U.S. Rep. William Lacy Clay, a St. Louis Democrat, recalled watching Musial from the stands of Sportsman's Park as a boy, then getting to know him as an adult. He said Musial showed great courage in 1947 by welcoming Jackie Robinson, baseball's first black player, into the National League.
"Stan Musial is a national treasure," Clay said. "His remarkable life represents the very best of America."
Sen. Claire McCaskill, D-Mo., said Musial was not only the greatest Cardinal ever "but a great philanthropist who's used his notoriety to help others in need."
Gov.
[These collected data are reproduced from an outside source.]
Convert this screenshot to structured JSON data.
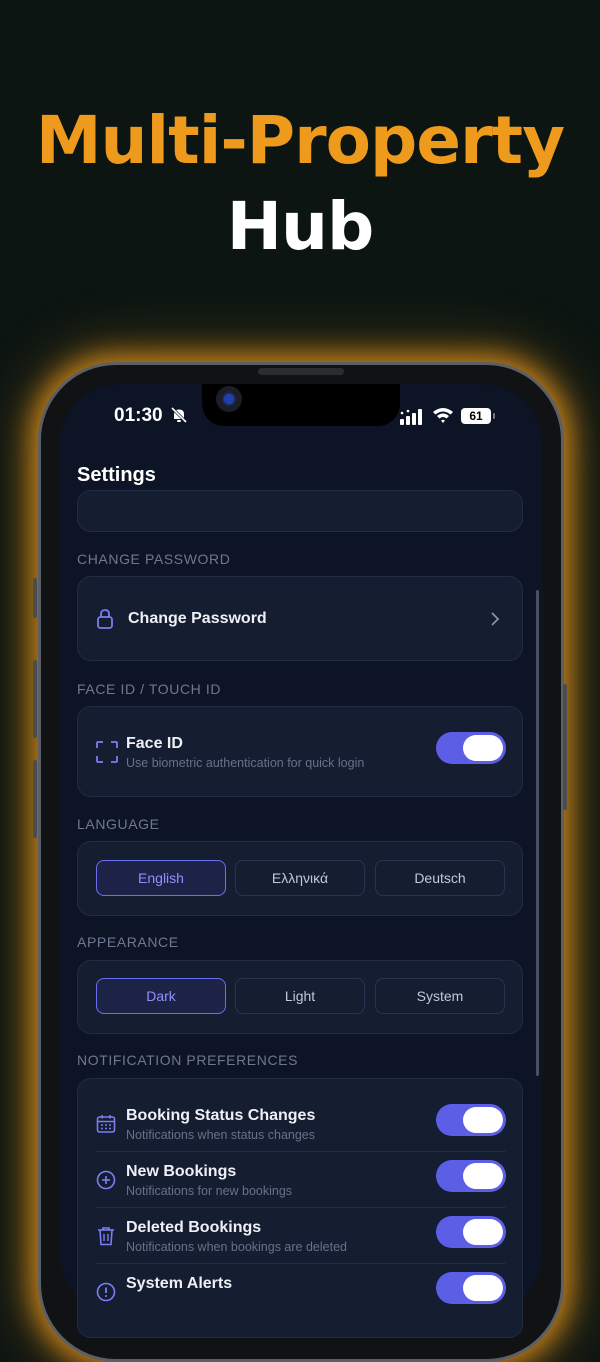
{
  "hero": {
    "line1": "Multi-Property",
    "line2": "Hub"
  },
  "status_bar": {
    "time": "01:30",
    "battery": "61"
  },
  "settings": {
    "title": "Settings",
    "change_password": {
      "section": "CHANGE PASSWORD",
      "label": "Change Password"
    },
    "face_id": {
      "section": "FACE ID / TOUCH ID",
      "title": "Face ID",
      "subtitle": "Use biometric authentication for quick login",
      "enabled": true
    },
    "language": {
      "section": "LANGUAGE",
      "options": [
        "English",
        "Ελληνικά",
        "Deutsch"
      ],
      "selected": "English"
    },
    "appearance": {
      "section": "APPEARANCE",
      "options": [
        "Dark",
        "Light",
        "System"
      ],
      "selected": "Dark"
    },
    "notifications": {
      "section": "NOTIFICATION PREFERENCES",
      "items": [
        {
          "title": "Booking Status Changes",
          "subtitle": "Notifications when status changes",
          "icon": "calendar-icon",
          "enabled": true
        },
        {
          "title": "New Bookings",
          "subtitle": "Notifications for new bookings",
          "icon": "plus-circle-icon",
          "enabled": true
        },
        {
          "title": "Deleted Bookings",
          "subtitle": "Notifications when bookings are deleted",
          "icon": "trash-icon",
          "enabled": true
        },
        {
          "title": "System Alerts",
          "subtitle": "",
          "icon": "alert-circle-icon",
          "enabled": true
        }
      ]
    }
  },
  "colors": {
    "accent": "#5d5ee6",
    "hero_orange": "#ee9a1c",
    "background": "#0d1426"
  }
}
Jay Nixon said the medal was "appropriate for a man who is both a baseball immortal and an extraordinary American and gentleman."
Musial, a native of Donora, Pa., was signed by the Cardinals as a pitcher but converted to the outfield after a shoulder injury in the minor leagues. It worked out well.
He was a 24-time All-Star who retired after the 1963 season with a .331 batting average and 475 home runs. Of his 3,630 career hits, exactly half came at home and half on the road.
He earned the nickname "The Man" in 1946, when Post-Dispatch sportswriter Bob Broeg heard fans at Ebbets Field welcome Musial to the plate by saying, "Here comes the man."
Musial was the general manager of the 1964 Cardinals that won the World Series in seven games over the New York Yankees. That victory came a year after his retirement from playing.
He has remained a beloved figure in St. Louis. In fact, it was a grassroots "Stand for Stan" campaign that helped convince the White House to honor Musial with the Medal of Freedom. The Cardinals promoted the idea through Facebook, Twitter and other social media, and politicians quickly joined in letter-writing campaigns.
Musial is held in such high regard by the team and its players that current Cardinals star Albert Pujols agreed to extend to Wednesday his deadline to sign a contract extension or test free agency after the 2011 season. The previous deadline was Tuesday, but Pujols and the Cardinals didn't want to distract from Musial's honor.
The Medal of Freedom is given to those who have made important contributions to U.S. national security, world peace, culture or other significant public or private endeavors. Other recipients on Tuesday included former President George H.W. Bush, cellist Yo-Yo Ma, basketball great Bill Russell and businessman Warren Buffett.